Neste contexto, ninguém se preocupava em saber quem eram os Ciganos, embora claramente visados nos textos legais. A imagem estereotipada que lhes era associada era amplificada pelo legislador, que a utilizava como pretexto para o rigor da lei (Liégeois, 2001:37).

No século XX a Alemanha durante o regime nazi, foi a negação total dos Ciganos, levada à exterminação. Foram publicadas circulares, incluindo uma sobre a “luta contra o flagelo cigano”que referia as medidas efectuadas de combate aos Ciganos e as investigações biológico- raciais, a qual recomenda que se aborde a regulamentação da questão cigana do ponto de vista da raça” (Liégeois, 2001:37)

A política de exclusão irá transformar-se em política de reclusão, entendida como a integração, autoritária e geralmente violenta dos Ciganos na sociedade que os rodeia.
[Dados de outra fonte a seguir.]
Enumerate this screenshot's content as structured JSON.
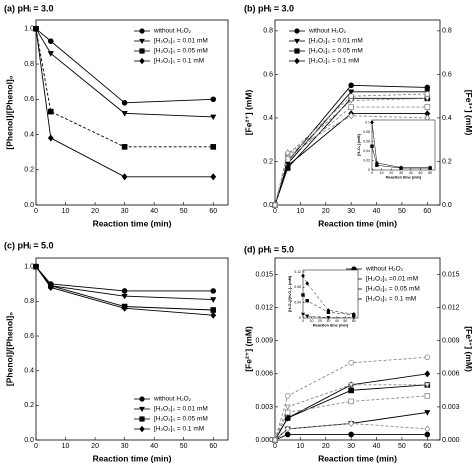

Ao longo dos anos e apesar de séculos de insistência, por exemplo na Espanha, a integração autoritária dos Ciganos revelou-se globalmente ineficaz por deficiente adaptação, por falta de realismo e de avaliação das dinâmicas sociais, designadamente da resistência dos Ciganos, e pela existência de sólidas dinâmicas sociais e culturais nos seus grupos (Liégeois, 2001).